In Pompe disease, acid alpha-glucosidase (GAA) deficiency leads to lysosomal glycogen accumulation. FORTIS (NCT04174105) is an ongoing multicenter, open-label, ascending-dose phase 1/2 trial evaluating the safety/tolerability/preliminary efficacy of AT845, a gene replacement therapy that expresses human GAA in muscles, in adults with late-onset Pompe disease (LOPD). Eleven participants received intravenous AT845 with subsequent monitoring at a single dose of 3×10^13 vg/kg (n=2, cohort 1) or 6×10^13 vg/kg (n=9, cohort 2), with 24 weeks–4 years follow-up at data cutoff (July 22, 2025). At baseline, participants were aged 24–70 years (median 52), with median 11 years enzyme replacement therapy (ERT; range: 2–17).
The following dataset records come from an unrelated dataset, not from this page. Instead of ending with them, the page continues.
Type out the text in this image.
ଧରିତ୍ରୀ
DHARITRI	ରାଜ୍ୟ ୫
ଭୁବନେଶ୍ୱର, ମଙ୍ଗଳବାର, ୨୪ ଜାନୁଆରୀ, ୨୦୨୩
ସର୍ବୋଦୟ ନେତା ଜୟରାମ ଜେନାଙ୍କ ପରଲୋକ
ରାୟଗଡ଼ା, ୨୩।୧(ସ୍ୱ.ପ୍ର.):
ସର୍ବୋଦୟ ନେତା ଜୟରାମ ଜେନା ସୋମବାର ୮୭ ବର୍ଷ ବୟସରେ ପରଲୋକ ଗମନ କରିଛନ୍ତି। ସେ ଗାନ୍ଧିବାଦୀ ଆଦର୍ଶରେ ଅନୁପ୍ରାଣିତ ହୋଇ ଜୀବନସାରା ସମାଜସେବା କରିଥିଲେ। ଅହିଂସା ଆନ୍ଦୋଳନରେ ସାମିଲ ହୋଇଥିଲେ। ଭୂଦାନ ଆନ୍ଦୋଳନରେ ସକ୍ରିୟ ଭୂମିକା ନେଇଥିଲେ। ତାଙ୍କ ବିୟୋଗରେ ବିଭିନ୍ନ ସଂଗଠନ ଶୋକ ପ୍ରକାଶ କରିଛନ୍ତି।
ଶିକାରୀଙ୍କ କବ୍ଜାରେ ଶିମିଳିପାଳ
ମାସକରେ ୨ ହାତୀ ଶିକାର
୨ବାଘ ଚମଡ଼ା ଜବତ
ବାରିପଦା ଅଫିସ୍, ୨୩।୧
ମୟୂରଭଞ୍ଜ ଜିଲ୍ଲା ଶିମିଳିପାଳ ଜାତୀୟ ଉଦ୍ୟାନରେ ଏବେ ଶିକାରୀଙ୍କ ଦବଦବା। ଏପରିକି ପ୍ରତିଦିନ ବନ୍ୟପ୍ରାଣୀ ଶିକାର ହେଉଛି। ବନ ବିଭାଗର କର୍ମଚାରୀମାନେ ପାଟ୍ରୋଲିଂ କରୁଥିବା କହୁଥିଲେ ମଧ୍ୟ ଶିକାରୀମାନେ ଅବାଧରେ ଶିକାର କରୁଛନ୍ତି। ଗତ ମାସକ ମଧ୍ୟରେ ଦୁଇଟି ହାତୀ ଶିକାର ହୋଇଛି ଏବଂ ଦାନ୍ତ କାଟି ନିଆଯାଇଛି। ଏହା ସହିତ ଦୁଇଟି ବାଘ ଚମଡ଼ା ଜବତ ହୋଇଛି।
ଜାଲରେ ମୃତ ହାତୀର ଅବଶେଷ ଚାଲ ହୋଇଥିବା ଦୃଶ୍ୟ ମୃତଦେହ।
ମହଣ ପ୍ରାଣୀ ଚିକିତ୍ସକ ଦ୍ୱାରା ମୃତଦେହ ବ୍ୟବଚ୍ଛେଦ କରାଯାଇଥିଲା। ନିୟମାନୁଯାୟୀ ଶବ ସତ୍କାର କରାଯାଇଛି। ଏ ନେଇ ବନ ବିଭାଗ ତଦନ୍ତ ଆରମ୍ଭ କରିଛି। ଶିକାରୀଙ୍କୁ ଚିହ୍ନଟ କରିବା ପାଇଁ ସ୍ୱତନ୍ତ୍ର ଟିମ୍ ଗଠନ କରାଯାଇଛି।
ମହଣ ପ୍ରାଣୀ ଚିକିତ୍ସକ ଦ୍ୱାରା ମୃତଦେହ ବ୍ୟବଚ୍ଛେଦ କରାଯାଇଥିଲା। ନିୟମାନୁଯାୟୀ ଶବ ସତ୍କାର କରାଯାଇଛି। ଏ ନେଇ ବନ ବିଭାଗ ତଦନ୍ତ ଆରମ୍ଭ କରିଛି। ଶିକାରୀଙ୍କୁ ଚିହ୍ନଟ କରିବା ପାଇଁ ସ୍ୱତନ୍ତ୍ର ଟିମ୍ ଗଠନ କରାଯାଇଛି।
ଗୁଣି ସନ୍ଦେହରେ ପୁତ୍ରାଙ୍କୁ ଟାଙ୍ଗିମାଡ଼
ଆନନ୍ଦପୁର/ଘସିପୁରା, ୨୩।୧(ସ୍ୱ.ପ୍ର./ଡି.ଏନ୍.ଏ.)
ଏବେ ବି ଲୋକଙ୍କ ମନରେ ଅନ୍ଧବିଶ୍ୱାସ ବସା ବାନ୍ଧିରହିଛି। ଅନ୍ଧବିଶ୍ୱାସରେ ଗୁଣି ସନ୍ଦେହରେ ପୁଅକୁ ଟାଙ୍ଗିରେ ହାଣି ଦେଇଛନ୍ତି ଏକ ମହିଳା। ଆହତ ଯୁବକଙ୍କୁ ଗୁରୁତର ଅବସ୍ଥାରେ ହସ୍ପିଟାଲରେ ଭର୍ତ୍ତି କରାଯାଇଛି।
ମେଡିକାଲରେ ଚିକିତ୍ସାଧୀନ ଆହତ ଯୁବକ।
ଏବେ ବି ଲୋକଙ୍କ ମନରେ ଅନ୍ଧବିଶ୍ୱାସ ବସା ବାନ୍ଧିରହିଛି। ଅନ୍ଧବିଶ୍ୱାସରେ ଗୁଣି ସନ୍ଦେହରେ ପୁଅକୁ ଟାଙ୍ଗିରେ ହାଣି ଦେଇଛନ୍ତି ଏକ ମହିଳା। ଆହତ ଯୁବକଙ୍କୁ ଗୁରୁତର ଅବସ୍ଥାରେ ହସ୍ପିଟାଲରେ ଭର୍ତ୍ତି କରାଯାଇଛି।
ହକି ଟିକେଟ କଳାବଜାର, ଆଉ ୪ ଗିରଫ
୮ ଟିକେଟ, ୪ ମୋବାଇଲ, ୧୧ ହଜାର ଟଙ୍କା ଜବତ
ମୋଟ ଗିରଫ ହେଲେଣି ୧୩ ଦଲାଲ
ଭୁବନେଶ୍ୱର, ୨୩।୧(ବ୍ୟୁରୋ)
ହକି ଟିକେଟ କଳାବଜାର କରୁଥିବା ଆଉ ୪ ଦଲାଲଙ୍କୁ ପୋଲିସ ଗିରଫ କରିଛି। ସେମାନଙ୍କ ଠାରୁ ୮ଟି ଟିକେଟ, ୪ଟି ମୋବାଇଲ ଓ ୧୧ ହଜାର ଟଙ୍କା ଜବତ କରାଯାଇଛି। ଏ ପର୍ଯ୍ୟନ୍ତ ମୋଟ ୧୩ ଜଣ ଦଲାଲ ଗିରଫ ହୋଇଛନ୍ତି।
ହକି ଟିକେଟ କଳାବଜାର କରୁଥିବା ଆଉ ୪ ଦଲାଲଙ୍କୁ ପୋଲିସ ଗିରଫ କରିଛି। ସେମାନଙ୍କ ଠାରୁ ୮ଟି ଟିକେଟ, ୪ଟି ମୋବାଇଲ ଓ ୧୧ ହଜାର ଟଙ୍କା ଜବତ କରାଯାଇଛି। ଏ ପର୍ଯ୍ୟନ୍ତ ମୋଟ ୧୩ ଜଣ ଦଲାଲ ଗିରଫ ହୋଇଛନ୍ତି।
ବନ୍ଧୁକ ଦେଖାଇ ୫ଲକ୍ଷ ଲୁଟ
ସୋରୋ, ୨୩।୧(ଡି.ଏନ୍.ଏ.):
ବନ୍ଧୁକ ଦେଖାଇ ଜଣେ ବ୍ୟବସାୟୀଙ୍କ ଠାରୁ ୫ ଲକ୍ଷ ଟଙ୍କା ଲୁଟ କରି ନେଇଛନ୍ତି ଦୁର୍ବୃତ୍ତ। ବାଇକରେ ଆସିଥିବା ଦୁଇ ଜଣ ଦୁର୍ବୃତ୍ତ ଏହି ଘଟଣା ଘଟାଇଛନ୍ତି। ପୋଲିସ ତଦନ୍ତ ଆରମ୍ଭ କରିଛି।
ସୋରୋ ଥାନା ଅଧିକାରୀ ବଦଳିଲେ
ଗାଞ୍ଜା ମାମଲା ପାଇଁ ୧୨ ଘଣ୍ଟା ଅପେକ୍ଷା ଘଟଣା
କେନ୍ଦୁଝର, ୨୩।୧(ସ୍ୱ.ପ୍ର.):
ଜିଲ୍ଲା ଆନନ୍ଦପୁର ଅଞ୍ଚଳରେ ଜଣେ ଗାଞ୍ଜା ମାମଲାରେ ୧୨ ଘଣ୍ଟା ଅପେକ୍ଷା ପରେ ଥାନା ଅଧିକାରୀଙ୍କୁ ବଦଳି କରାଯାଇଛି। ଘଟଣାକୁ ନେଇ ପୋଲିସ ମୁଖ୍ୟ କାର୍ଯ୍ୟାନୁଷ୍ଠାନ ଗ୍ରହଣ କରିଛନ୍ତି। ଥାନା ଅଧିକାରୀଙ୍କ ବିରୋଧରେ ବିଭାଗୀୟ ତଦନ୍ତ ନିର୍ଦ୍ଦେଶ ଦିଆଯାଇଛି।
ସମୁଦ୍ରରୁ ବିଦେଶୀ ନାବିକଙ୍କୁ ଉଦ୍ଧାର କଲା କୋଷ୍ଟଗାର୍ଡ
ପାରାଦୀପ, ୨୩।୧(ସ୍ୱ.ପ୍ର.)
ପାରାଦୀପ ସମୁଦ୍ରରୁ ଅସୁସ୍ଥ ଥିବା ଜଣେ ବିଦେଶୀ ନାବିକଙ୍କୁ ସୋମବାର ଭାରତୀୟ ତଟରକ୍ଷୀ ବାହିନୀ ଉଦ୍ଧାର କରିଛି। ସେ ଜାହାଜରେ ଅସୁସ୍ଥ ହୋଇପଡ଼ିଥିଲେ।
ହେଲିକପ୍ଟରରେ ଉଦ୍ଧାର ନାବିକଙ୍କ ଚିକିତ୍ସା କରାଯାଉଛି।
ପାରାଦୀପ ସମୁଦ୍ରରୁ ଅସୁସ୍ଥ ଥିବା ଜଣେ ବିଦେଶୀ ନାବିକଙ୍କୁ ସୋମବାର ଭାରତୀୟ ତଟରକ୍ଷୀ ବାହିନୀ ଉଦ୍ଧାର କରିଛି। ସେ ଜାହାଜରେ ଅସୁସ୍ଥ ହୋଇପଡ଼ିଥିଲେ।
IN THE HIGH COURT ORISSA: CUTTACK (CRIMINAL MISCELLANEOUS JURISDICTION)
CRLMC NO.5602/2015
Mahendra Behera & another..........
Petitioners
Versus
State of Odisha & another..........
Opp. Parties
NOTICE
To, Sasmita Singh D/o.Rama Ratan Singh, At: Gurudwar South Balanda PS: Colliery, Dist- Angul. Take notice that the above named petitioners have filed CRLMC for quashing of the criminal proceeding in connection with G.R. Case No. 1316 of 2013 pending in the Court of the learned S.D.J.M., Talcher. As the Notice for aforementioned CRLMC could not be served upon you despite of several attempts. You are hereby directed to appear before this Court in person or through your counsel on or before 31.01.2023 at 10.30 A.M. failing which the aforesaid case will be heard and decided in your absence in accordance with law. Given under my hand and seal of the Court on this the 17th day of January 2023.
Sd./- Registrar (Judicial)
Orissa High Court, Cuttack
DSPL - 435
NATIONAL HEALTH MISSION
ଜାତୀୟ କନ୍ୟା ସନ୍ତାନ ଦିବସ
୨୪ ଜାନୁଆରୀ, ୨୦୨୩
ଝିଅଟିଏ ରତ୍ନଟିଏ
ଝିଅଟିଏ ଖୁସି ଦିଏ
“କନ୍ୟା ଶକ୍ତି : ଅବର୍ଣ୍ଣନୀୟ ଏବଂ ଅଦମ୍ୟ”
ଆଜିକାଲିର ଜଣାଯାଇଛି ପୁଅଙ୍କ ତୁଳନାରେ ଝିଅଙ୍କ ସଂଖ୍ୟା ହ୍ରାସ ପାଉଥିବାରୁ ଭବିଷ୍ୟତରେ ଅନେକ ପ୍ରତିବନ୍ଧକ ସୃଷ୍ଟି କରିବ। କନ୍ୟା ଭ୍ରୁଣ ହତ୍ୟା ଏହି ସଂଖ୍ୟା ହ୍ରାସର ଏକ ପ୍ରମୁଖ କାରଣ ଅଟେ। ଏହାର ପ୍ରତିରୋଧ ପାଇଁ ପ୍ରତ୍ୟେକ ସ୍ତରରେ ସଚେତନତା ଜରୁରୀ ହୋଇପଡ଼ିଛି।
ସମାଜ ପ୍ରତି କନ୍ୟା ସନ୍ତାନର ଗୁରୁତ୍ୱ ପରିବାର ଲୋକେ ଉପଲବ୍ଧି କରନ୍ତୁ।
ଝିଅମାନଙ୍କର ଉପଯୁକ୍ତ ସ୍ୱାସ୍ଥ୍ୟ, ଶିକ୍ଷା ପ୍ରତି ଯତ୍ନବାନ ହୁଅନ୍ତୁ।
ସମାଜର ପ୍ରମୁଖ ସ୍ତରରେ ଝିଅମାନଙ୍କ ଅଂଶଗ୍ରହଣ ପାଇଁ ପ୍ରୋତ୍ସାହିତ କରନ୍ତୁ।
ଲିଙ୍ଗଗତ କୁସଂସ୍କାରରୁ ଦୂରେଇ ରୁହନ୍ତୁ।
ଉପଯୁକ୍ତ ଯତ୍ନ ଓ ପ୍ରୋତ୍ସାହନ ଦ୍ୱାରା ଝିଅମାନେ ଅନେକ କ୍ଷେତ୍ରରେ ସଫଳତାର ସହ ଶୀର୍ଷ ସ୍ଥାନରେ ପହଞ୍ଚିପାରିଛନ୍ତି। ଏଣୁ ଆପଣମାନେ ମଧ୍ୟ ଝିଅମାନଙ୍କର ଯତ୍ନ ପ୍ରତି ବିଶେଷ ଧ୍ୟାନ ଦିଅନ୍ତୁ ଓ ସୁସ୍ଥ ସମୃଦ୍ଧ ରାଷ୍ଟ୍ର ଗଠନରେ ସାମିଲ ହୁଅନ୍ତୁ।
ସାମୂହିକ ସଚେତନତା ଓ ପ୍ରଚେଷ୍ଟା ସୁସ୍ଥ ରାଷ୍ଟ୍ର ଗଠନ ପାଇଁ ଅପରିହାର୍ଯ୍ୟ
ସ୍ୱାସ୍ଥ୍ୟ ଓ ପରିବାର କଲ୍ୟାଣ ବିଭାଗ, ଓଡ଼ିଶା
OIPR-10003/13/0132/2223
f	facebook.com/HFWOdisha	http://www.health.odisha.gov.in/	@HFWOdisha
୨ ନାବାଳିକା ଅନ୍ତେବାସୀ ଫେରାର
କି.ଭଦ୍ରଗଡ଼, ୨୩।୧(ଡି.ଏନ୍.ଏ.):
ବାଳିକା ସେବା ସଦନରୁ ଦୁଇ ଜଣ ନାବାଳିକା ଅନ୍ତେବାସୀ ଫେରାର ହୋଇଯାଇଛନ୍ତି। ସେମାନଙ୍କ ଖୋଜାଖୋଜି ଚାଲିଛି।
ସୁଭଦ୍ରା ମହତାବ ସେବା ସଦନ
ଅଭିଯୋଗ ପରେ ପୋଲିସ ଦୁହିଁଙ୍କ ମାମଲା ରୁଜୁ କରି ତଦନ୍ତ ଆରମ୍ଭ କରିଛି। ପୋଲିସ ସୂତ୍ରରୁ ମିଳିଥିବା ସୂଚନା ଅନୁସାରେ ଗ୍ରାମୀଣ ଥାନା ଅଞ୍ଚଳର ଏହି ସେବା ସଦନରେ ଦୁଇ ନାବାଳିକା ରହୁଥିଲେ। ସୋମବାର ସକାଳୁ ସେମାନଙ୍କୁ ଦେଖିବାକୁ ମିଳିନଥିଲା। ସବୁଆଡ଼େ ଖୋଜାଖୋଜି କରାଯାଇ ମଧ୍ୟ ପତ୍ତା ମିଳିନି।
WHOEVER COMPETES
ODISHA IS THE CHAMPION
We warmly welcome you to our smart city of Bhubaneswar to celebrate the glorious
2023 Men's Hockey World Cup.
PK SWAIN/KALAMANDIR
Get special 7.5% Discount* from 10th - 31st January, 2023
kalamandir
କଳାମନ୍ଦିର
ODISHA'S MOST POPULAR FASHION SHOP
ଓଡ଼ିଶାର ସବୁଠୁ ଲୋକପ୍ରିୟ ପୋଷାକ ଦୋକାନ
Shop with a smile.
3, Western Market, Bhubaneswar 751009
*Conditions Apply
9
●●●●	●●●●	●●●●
All participants had increases in vector copy number in muscle within 3 months; GAA protein and enzyme activity levels were variable. At data cutoff, 9/11 participants had discontinued ERT 10–48 weeks (median 17) after AT845 dosing, with 5 remaining off ERT between 1 and >3.5 years; 2 never discontinued. Liver enzyme elevations (4–8 weeks onset) were the most common AE, reported in 9/11 participants including 3 SAEs (grade 3 ALT/AST elevations, n=2; grade 4 GGT, n=1). All were asymptomatic and managed with corticosteroids. One participant in cohort 2 experienced a medically significant grade 2 peripheral sensory neuropathy. At 48 weeks, median change from baseline in % predicted upright forced vital capacity was 2.4 (range: −1.0–5.7; n=2) for cohort 1 and –3.0 (−13.0–7.3; n=7) for cohort 2; median change from baseline in % predicted 6-minute walk test was −0.19 (–0.9–0.5; n=2) for cohort 1 and –1.03 (–13.5–4.3; n=6) for cohort 2. These outcomes remained mainly stable ≤4 years post-dosing. Treatment with AT845 was generally safe and demonstrated stabilized muscle and respiratory function in a small cohort of LOPD patients who discontinued ERT. These findings were previously disclosed at WORLDSymposium 2026.